Yaklaşık on yıldır ülkemizde “Steakhouse” fırtınası yaşanıyor. Sonu “Et” olan neredeyse her kelime ile bir işletme açıldı. Çoğu beklediği kazancı elde edemeyince sahneden çekildi ama hala bu furyanın etkileri sürüyor. Beeves Steakhouse’da bu dönem içinde açılan işletmelerden biri.
Kurulduğu 2009 yılından beri ilkelerinden hiç taviz vermeden yoluna devam ediyor. Geride kalan 9 yılda çok yol kat etmiş. Bugün yurt içi ve dışında toplam 18 şube ile hizmet veriyor. Kurucuları Sidar Budak ve Hakan Artar bu yola iki genç mühendis olarak çıkmışlar.
”Menüde yer alan tüm ürünlerin reçeteleri kuruculardan Sidar Budak’a ait”
Menüyü denedikten ve birazda sohbet ettikten sonra kendisinin “Makine Mühendisi” değil “Et Mühendisi” olduğuna karar verdim. Miami’de mutfak eğitimi almış ama hayvancılık konusundaki bilgi ve deneyimine şapka çıkarmak gerekiyor.
Yaklaşık 20 yıldır hayvancılıkla uğraşıyor. 2006 yılından beri Gebze ve Kars’da bulunan çiftliklerinde Güney Amerika’dan getirdiği (Arjantin ve Uruguay) “Black ve Red Angus” cinsi hayvanları yetiştiriyor ve beslenmelerine büyük önem veriyor. Kesinlikle fabrika yemi kullanılmıyor, doğal ortamlarındaki şekli ile beslenmeleri için çaba sarf ediyor. Hatta Gebze’deki hayvanları Kars’daki arazilerinden getirdiği dağ otu ve mevsim bitkiler ile hazırladığı özel silaj ile besliyor.
”Beeves üretimde oldukça hassas. Neredeyse kullandıkları her şeyi kendileri üretiyorlar. Çekmeköy’deki üretim tesisleri adeta bir laboratuvarı andırıyor. Üretimde hijyen ve kaliteden asla taviz vermiyorlar”
Lezzetin tüm şubelerde aynı olmasına büyük özen gösteriyorlar. Dry Age konusunda oldukça iddialılar. Amerika’dan özel olarak getirdikleri “Dry Age” odalarında imalat yapıyorlar. Pek çok yerde bulabileceğiniz “Dry Age” çeşitlerinin yanında rakiplerinden farklılaştıkları nokta menüdeki “Dry Age Burger”. Lezzeti ve pişirilme kıvamı gerçekten nefis.
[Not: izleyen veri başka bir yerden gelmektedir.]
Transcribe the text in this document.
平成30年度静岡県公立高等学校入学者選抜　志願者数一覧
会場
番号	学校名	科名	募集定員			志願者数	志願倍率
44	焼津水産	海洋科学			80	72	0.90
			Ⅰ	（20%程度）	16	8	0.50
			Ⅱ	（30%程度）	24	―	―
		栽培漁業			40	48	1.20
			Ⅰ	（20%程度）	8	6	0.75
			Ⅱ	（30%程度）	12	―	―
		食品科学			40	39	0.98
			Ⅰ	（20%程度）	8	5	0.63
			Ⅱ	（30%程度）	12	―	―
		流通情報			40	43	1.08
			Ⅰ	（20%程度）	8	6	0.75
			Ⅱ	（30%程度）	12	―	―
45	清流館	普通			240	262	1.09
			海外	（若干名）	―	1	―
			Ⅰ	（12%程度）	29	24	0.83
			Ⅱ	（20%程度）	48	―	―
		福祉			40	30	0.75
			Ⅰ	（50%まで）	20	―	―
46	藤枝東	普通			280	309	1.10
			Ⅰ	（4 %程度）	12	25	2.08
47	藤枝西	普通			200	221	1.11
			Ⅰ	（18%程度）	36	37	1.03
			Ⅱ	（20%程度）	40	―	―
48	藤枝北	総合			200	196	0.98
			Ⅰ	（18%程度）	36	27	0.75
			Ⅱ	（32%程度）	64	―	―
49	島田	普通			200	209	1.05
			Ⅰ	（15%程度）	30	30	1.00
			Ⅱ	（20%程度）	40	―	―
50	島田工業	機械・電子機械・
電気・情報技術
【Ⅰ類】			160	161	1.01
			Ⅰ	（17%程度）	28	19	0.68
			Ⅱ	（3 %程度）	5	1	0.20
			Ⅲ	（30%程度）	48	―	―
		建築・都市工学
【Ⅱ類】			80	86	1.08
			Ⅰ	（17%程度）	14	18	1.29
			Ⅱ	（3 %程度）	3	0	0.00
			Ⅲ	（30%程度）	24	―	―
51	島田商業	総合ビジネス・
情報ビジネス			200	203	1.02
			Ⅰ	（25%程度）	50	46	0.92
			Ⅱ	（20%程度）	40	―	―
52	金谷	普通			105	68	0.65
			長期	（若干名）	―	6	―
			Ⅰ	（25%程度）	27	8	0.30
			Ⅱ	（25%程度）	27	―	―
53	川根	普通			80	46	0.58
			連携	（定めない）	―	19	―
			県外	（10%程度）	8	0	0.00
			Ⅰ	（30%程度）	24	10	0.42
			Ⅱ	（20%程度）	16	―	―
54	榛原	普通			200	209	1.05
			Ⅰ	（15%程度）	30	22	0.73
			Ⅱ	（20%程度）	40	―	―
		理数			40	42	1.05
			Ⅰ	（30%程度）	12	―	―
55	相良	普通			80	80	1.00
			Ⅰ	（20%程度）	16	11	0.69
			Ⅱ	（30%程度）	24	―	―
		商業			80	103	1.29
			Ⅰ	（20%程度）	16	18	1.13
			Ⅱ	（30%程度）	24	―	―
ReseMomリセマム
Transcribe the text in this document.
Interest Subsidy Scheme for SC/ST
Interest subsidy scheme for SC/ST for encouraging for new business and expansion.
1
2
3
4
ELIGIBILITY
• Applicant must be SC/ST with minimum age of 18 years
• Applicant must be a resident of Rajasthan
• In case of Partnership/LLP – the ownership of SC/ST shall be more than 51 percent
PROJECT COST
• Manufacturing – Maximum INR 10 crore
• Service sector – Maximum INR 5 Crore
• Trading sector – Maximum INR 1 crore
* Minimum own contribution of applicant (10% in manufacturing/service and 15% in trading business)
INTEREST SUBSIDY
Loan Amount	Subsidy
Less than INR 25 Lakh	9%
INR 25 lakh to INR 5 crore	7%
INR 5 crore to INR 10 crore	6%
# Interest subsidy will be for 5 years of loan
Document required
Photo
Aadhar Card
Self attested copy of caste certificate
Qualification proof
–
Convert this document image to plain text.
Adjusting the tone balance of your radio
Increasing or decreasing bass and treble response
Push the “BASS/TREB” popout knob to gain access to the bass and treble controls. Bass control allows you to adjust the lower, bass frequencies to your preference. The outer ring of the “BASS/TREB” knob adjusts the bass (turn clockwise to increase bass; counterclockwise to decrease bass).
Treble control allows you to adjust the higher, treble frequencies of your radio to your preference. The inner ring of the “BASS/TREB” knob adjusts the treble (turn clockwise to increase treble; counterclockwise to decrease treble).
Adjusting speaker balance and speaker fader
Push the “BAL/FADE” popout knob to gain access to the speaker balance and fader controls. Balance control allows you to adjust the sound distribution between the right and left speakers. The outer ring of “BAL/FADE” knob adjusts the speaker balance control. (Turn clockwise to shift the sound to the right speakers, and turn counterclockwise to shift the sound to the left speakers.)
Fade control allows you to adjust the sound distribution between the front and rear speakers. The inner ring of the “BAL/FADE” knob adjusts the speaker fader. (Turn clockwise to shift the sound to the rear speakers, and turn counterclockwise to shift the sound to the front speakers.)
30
Kullanılan hiçbir malzemenin lezzeti etin önüne geçmiyor. Bence bu çok önemli zira pek çok yerde yediğiniz hamburgerlerde kullanılan sos ve malzemeler nedeniyle etin lezzetini alamıyorsunuz. Menü çok kalabalık değil seçim yapmakta zorlanmıyorsunuz. Her zevke hitap edecek lezzetlere yer verirken, pek çok işletmenin yaptığı gibi uzmanlıkları dışındaki ürünlere yer vermemişler. Herhangi bir Beeves restoranına gittiğinizde et çeşitleri dışında hamburger ve sosisin tadına mutlaka bakın. Her ikisini de denediğinize pişman olmayacaksınız.
Et tercihinizi Türkiye’de sadece burada bulacağınız “Süt Dana Sırt”tan yana kullanmanızı öneririm. Sekiz ay boyunca anne sütü ve ot dışında hiçbir şey yedirilmeyen süt danalarından elde edilen bu etteki yüksek aroma ve lezzeti kelimelerle ifade etmek gerçekten çok zor. Yemeğinizin sonunda finali Beeves’in Gaziantep’li ustaları tarafından özel olarak hazırlanan bol fıstıklı “Katmer” ile yapmanızı tavsiye ediyorum. Şeker ve kaymak dengesi alışılmışın biraz dışında olsa da, bolca kullanılan fıstığın aroması damağınızda adeta bir meltem esintisi yaratıyor. Ülkemizde üretim süreçlerine böylesine önem veren işletmelerin sayısı her geçe gün azaldığı için, Beeves’in sektörde üstlendiği rolün bir “Steakhouse”dan çok daha fazlası olduğuna inanıyorum.